An unforeseen risk that could crimp property sales is events unfolding in Europe: A debt-ridden Greece sliding into bankruptcy due to its ballooning deficit, could freeze up global credit markets -- especially if unwanted attention redirected toward the $12 trillion U.S public deficit (and still growing) sinks confidence in both the U.S. dollar and a rebound in economic activity.

Suncor's total upstream production during the fourth quarter of 2009 averaged 638,200 barrels of oil equivalent (boe) per day, including additional production of 325,600 boe per day resulting from the merger. Of this, production from in-situ oil sand mining (excluding synthetic crude joint ventures) contributed an average of 278.9 boe per day. Going forward, management projects oil sands growth of some 10 percent to 12 percent per year could support an overall annual company growth rate of seven percent to eight percent through 2020.

Critical to achieving this targeted profitability is controlling oil sands operating costs, which averaged C$38.70 per barrel during the fourth quarter of 2009. Improvements in bitumen extraction methods (leading to higher production) and new tailings pond technology (stored waste from oil sands extraction), decreases in natural gas input prices, and the synergy savings in overhead expenses resulting from the merger (SG&A totaled C$35.10 per barrel in Q4) -- the cash operating cost per barrel could fall back to the C$32 to C$33 range by year-ending 2010, said chief financial officer Bart Demosky.

Cost to ship its oil totaled C$427 million, or 1.7 percent of aggregate operating expenses, during 2009. Though not material enough to impact near-term profits, it is worth mentioning that Suncor is embroiled with pipeline carrier Enbridge over ultimate responsibility for costs associated with a newly constructed pipeline. Suncor is looking to U.S. regulators to prevent Enbridge (NYSE:ENB) from raising tolls to pay for its cost of building and operating the under-utilized 520-kilometre U.S. portion of the $3.7 billion Alberta Clipper, which will take oil from Hardisty, Alberta, to Superior, Wisconsin. An adverse outcome combined with competitive pipelines under construction could increase Suncor's transportation costs as much as $315 million per annum by 2013.

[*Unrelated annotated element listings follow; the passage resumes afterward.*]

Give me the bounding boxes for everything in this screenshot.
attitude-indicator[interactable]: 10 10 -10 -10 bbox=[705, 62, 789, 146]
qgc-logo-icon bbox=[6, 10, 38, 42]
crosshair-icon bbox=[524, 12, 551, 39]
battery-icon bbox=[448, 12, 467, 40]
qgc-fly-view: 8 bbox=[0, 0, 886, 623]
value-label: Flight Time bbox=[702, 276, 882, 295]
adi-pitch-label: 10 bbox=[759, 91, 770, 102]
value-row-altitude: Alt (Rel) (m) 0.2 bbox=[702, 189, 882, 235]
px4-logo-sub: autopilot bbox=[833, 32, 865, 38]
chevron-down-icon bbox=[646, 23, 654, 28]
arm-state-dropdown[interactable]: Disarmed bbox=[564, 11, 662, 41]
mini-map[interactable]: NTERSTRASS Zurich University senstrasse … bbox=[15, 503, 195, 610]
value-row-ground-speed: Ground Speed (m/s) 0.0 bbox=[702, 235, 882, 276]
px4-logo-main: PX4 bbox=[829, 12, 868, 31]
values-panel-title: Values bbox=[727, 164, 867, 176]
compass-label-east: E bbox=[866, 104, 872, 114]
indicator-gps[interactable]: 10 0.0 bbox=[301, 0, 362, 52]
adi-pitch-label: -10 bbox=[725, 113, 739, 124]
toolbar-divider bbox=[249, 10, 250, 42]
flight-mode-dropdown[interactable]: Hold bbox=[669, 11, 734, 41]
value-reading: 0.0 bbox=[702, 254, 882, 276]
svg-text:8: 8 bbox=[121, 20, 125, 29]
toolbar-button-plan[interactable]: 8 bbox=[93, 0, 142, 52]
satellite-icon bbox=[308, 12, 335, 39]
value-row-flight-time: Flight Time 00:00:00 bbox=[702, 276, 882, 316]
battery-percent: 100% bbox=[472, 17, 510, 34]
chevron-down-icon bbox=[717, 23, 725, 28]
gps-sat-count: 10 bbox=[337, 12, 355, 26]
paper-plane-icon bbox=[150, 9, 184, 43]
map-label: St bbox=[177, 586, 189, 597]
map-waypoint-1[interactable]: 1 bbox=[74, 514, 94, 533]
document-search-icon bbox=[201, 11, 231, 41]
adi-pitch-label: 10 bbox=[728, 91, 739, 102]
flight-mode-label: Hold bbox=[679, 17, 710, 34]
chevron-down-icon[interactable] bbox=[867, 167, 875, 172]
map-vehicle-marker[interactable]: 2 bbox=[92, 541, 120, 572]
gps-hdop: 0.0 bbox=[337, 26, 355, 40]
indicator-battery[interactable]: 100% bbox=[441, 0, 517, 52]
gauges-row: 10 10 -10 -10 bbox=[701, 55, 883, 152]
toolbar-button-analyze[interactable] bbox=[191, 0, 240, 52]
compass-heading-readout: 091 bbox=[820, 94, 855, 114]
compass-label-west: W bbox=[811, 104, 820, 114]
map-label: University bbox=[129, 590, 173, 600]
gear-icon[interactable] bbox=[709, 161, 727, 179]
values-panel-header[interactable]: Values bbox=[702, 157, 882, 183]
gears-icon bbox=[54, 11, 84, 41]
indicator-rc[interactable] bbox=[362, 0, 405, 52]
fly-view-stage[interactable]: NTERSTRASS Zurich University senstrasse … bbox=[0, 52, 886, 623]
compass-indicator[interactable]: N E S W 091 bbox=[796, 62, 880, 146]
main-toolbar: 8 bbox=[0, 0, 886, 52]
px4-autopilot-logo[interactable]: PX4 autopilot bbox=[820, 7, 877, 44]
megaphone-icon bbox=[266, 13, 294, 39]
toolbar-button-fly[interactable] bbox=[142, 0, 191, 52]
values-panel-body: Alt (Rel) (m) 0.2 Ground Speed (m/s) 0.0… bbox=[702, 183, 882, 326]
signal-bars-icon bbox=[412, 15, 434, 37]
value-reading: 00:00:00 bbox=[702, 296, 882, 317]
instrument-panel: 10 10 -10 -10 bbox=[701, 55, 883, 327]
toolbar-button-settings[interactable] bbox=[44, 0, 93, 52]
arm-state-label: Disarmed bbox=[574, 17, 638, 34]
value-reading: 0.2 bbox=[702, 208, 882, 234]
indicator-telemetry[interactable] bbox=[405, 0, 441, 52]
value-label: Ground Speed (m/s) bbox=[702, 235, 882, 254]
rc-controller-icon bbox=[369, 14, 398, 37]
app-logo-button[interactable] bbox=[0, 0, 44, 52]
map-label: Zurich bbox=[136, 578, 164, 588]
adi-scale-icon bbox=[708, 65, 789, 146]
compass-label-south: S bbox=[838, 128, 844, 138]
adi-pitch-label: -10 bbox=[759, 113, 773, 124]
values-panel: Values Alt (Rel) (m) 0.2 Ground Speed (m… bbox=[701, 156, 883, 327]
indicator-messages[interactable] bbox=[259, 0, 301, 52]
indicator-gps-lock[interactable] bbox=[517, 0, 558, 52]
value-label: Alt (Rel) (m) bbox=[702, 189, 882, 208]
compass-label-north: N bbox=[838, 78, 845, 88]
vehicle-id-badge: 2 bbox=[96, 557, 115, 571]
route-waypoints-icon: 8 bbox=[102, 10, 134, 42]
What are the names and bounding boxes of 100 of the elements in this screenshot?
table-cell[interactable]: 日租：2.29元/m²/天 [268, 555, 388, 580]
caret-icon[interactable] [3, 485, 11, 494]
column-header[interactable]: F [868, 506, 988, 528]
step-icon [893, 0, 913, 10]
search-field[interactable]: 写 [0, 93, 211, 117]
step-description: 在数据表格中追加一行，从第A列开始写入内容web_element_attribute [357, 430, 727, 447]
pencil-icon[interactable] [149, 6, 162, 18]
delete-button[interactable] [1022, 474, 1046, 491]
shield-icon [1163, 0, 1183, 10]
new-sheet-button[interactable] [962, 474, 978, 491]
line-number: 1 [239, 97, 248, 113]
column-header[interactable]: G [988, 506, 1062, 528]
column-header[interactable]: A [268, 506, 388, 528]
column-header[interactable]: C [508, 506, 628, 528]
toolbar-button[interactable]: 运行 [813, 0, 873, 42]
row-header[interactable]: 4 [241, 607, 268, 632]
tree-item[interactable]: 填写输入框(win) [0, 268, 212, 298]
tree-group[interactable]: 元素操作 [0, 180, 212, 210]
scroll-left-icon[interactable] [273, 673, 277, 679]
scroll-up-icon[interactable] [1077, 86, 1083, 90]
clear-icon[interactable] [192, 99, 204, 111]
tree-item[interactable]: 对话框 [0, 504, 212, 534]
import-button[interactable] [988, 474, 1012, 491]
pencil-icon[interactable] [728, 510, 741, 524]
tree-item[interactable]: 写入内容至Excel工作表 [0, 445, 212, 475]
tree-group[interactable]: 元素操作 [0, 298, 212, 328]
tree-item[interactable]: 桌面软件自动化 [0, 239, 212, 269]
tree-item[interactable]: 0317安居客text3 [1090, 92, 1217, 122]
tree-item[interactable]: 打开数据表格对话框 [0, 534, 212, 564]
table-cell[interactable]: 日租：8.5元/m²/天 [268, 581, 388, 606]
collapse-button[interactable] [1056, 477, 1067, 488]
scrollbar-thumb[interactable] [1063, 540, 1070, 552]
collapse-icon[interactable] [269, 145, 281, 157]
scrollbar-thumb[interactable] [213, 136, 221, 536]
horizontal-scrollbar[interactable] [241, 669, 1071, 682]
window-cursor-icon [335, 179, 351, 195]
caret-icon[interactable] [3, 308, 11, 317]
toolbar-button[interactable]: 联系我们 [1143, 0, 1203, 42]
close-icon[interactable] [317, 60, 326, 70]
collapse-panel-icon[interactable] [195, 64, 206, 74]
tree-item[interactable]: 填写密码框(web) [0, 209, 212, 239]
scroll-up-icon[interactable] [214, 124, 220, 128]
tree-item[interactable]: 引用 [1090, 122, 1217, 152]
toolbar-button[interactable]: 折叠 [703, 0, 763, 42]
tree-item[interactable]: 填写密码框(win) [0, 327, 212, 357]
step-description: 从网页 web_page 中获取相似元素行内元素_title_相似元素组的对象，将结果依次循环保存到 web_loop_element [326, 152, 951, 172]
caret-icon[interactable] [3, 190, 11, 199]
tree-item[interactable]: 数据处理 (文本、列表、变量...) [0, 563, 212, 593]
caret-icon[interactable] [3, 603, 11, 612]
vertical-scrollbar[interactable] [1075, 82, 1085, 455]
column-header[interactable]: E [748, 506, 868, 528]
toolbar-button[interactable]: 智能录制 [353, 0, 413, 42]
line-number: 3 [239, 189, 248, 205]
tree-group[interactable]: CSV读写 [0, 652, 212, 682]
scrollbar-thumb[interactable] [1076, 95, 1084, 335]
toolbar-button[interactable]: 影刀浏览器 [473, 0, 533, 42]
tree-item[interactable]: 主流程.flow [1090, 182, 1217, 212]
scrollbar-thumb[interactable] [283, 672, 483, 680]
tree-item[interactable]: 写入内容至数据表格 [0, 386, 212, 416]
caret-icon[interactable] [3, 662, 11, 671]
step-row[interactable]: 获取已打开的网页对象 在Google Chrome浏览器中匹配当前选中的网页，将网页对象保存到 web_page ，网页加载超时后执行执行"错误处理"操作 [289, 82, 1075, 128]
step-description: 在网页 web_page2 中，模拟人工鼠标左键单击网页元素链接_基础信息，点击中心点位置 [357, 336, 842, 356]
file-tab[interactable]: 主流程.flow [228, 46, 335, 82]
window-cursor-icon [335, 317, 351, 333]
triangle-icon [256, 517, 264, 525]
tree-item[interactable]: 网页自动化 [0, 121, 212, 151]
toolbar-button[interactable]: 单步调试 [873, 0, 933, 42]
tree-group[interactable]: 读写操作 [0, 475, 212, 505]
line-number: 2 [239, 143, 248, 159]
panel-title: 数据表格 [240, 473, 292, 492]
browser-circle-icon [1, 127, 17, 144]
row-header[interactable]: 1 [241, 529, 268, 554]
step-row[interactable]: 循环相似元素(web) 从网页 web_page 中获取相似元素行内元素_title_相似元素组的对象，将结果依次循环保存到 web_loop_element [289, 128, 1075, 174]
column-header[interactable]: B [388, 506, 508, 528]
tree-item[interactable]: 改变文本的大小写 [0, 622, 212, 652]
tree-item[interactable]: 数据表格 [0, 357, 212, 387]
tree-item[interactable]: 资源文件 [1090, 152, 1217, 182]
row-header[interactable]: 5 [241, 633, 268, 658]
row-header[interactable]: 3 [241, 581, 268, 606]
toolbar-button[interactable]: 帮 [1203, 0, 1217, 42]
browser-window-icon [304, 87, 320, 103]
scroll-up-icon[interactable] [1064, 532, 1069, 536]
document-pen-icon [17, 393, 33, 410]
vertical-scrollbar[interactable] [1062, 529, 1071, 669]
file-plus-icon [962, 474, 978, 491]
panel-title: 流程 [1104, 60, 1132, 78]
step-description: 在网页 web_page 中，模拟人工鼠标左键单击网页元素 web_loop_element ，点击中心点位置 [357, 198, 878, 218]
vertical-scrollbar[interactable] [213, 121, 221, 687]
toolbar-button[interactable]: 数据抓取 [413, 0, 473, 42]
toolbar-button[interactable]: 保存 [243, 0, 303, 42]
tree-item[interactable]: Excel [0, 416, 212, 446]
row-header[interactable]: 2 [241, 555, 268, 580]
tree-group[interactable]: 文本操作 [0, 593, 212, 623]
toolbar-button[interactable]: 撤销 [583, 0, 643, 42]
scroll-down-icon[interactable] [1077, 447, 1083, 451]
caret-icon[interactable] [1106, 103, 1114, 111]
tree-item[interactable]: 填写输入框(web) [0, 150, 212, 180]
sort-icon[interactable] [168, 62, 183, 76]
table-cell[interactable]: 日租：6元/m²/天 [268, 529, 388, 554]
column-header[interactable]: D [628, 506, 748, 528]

If commodity prices hold this year and [if] oil sands production performs as anticipated (average of 300,00 boe per day) and [if] the asset sales are completed -- putting Suncor in a position to get its debt paid down towards the $10 billion range by the end of 2010 -- synergy savings on the operating side would [have started to] exceed the merger cost come the first quarter of 2011, opined CFO Demosky on the conference call. That's an awful lot of "ifs" in the profit equation.